|Great Grey Owl|
A friend of mine and fellow ‘watcher,’ Chris O’Brien, just sent me her essay on watching a great grey owl. Most of her essay involved the thrill of actually watching a great grey in the wild, but she also did a great job of describing the owl’s mass of feathers. Chris explained our ‘largest owl’ really isn’t our largest. I know that doesn’t make sense. Bear with me. With Chris’s permission, I’m going to paraphrase some of what Chris wrote about great grey owls:
Great grey owls are magnificent. They're dimensionally the largest owls in North America, but they're mostly feathers. The first great grey owl I ever handled was killed by a car. The owl's body was huge, but lighter than it appeared. I poked my fingers into its head feathers, they sank the length of my forefinger before they reached bone. Picture its nine-inch-across head: three inches of feathers, three inches of skull, and three more inches of feathers. Wow!
The largest common owl in the United States is the great horned owl, which can take prey up to the size of a several-pound skunk, rabbit or cat; the diet of the “larger but smaller” great grey is primarily ounce-sized voles and other small mammals. Having handled both, I can attest that great horned owl feet and talons are much, much more powerful than those of great greys. Here are average dimensions (variation is due to sexual dimorphism; as in most birds of prey, females are larger than males).
Length - Wingspan - Weight - Weight
Great Grey Owl 24”-33“ 54”-60” 24-60 oz 700-1700 g
Great Horned Owl 18”-24” 39”-43” 32-88 oz 910-2500 g”
|"Mortimer", my mother's tame barred owl.|
Reading Chris’s description of all those feathers heaped upon great grey owl’s body reminded me of an illustrating challenge I faced years ago. I was illustrating “Birds of Prey of Wisconsin” for my mother, Frances Hamerstrom. She wanted to draw the relative size of a barred owl’s body in relationship to the actual size of the barred owl. The barred owl is another really fluffy owl.

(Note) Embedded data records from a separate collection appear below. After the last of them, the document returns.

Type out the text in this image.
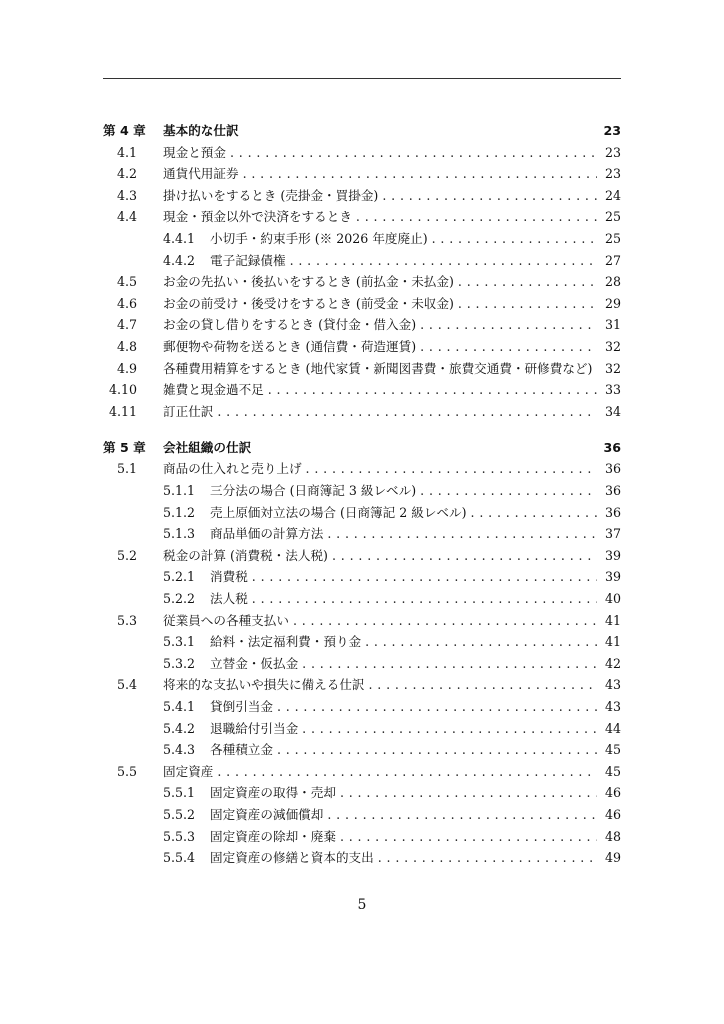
第 4 章 基本的な仕訳	23
4.1 現金と預金 . . .	23
4.2 通貨代用証券 . . .	23
4.3 掛け払いをするとき (売掛金・買掛金) . . .	24
4.4 現金・預金以外で決済をするとき . . .	25
4.4.1 小切手・約束手形 (※ 2026 年度廃止) . . .	25
4.4.2 電子記録債権 . . .	27
4.5 お金の先払い・後払いをするとき (前払金・未払金) . . .	28
4.6 お金の前受け・後受けをするとき (前受金・未収金) . . .	29
4.7 お金の貸し借りをするとき (貸付金・借入金) . . .	31
4.8 郵便物や荷物を送るとき (通信費・荷造運賃) . . .	32
4.9 各種費用精算をするとき (地代家賃・新聞図書費・旅費交通費・研修費など) . . . 32
4.10 雑費と現金過不足 . . .	33
4.11 訂正仕訳 . . .	34
第 5 章 会社組織の仕訳	36
5.1 商品の仕入れと売り上げ . . .	36
5.1.1 三分法の場合 (日商簿記 3 級レベル) . . .	36
5.1.2 売上原価対立法の場合 (日商簿記 2 級レベル) . . .	36
5.1.3 商品単価の計算方法 . . .	37
5.2 税金の計算 (消費税・法人税) . . .	39
5.2.1 消費税 . . .	39
5.2.2 法人税 . . .	40
5.3 従業員への各種支払い . . .	41
5.3.1 給料・法定福利費・預り金 . . .	41
5.3.2 立替金・仮払金 . . .	42
5.4 将来的な支払いや損失に備える仕訳 . . .	43
5.4.1 貸倒引当金 . . .	43
5.4.2 退職給付引当金 . . .	44
5.4.3 各種積立金 . . .	45
5.5 固定資産 . . .	45
5.5.1 固定資産の取得・売却 . . .	46
5.5.2 固定資産の減価償却 . . .	46
5.5.3 固定資産の除却・廃棄 . . .	48
5.5.4 固定資産の修繕と資本的支出 . . .	49
5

My immediate response was, “But how? I can’t create this out of my imagination.” – No problem. My mother promised to send me a dead barred owl, another victim of our highways. She would airmail me a frozen owl packed with dry ice. It would stay nice and fresh for the trip.
But fate in the form on a late spring blizzard intervened. The owl didn’t arrive and didn’t arrive. The mail wasn’t moving on schedule. I stayed home at least two extra days waiting and then needed to make a grocery run. I asked the nice marine living next door would he please be sure and watch for the mailman and sign for the package?
Of course he would.
Still no package. That evening I was just sitting down to dinner when the phone rang. “This is the Post Office. You have a package here that you really need to pick up – RIGHT NOW! It smells! We’ll stay open until you get here.”
I went tearing out the door only to find my marine neighbor laughing himself to tears. He’d muffled his voice and mimicked the post office. …. But, still no package.
Fortunately my long-delayed owl arrived the next day and the dry ice had done its job.
But I wasn’t quite out of the woods yet. At the time our twins were around two years old and a bit of a handful when I wanted to sit down and ‘do art.’ For once I hired a baby sitter for the afternoon and took the owl out of the freezer early in the morning. By late morning I realized my darn owl wasn’t thawing. The feathers were insulating it. … and I had the baby sitter coming.
I had two choices. Either roast my owl in the oven, or hang it in the sun on my cloths line. The cloths line idea won.
So if you ever drive by my house and see something very odd on my cloths line, just remember there might be a good reason.